Which means the next step is obviously to take an even older JRPG I've never beaten and try to endure that.
Or rather, the first 1/4th to 1/3rd of it was. For various reasons (most notably, the fact that early Genesis emulators hard crashed any time they needed to load certain sprites, which was a problem when those sprites were random enemies) I had never gone all the way through it. Over the last few days, I decided to change that.
What I found was several things.
Firstly, more than any game short of Final Fantasy, this game feels like someone's D&D campaign with how it's paced. The plot clearly signposts itself as it goes along, leaving an easy enough trail of breadcrumbs to follow (aside from a few swerves) and while the whole thing flows (more or less), it ends up feeling sort of disjointed and "HERE IS NEXT PLOT, GO TO PLOT". Everything wraps up neat and tidy with everyone living Happy Lives Now That Evil Is Gone. That's not bad, but it was definitely something that stuck out to me during the ending sequence.
Secondly, this game leans on a lot of oldschool RPG sensibilities that I have entirely grown out of and tired of. Inability to save in dungeons in particular is frustrating, given that PS4 tends to have a really high random encounter rate and the dungeons tend to be pretty labyrinthine, with a lot of wide, twisty corridors with equal chances of having treasure chests, the way forward, or ~NOTHING AT ALL~. Everything becomes a battle of attrition, and through most of the game I ended up "staging" dungeons, like you would an expedition - go a little ways in, escape and heal up, go a little deeper, repeat. Still, that's kind of a tedious way to play.
Thirdly, your final dungeon is in Giygas-O-Vision with a thin, pixel-wide flashing white border indicating your walkway. It gave me a headache and guaranteed that I couldn't beat the game with my wife in the room since I'm pretty sure that would trigger her seizures, holy shit. Why would you do that? Who thought that was a good idea.

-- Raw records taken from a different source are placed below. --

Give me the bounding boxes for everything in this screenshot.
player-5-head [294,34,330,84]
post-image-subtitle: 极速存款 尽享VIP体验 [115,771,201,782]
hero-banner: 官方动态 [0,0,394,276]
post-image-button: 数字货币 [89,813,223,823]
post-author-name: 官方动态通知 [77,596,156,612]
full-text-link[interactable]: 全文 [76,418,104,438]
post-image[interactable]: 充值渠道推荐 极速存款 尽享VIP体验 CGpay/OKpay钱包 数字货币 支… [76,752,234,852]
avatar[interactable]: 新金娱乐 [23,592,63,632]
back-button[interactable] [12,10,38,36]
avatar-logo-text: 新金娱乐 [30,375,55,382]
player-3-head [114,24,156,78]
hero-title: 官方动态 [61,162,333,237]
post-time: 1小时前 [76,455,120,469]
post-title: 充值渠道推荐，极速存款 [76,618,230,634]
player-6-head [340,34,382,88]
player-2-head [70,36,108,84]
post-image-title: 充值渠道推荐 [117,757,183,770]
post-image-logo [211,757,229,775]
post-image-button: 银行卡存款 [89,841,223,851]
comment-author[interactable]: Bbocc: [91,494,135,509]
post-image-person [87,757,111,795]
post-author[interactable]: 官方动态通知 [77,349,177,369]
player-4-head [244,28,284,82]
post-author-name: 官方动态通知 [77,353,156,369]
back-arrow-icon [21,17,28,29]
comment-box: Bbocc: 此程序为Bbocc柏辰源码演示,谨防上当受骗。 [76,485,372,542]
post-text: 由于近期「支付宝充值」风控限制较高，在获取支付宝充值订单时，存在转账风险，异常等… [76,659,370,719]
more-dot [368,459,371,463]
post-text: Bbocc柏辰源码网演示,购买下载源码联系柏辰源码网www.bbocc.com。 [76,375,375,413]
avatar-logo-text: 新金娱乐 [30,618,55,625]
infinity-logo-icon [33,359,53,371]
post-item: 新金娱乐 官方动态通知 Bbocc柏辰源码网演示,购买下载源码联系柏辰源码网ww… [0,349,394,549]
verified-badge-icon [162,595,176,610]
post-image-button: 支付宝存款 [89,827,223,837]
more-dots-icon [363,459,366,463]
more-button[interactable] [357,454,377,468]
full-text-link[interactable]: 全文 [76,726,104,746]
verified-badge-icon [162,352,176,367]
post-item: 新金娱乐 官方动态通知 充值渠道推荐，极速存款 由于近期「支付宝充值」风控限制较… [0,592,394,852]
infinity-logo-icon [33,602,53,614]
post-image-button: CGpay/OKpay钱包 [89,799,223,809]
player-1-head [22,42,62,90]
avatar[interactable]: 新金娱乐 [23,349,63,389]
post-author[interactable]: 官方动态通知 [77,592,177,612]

Honestly, the entire back quarter of the game - everything from the Air Castle on - was a giant mess, I felt, but that could just be me not really "getting" older RPG design choices. Air Castle in particular is the size of three dungeons, with no opportunity to save and only a single place to recharge your health/magic, with not one, but two pretty difficult bosses before you're done. Then you've got The Tower Of Pulsating Meats, then a cakewalk dungeon with SURPRISE ASSHOLE BOSS at the end, then a stopover at Magical Crystal Land to get your ultimate gear, and a dive into Seizure Hell for the final boss. Random encounters stopped being interesting and started getting frustrating, the dungeons got way too twisty and convoluted, and even the writing seemed to fall apart.
Fourthly, I want to take whoever decided to name the techniques (aka spells) in the Phantasy Star series and punch them in the face. It was only from rote memorization with Phantasy Star Online that I remembered that SHIFT(a) was Attack Up and DEBAN(d) was Defense Up, and RES(ta) was the healing line. For the most part you could kind of trace the logic back to what the spell does (FOI/WAT/THU are fire/water/thunder, RIMPA removes your paralysis, etc) but what the hell does SANER mean and why does it make me faster? What the fuck is BROSE? Isn't WARLA a type of fish, and TANDLE a computer? Why HINAS and RYUKA when the FF series had done more with fewer characters (surprise, it's EXIT and WARP)? Ugh.
Finally, this game made me very, very mad that the Phantasy Star Online series only took the humans, human-like androids, and cat-elf people for its races. Give me my beefy anthro furby dudes, Sega.
All in all, not bad, but definitely hasn't aged well for me.
Which means the next step is obviously to take an even older JRPG I've never beaten and try to endure that.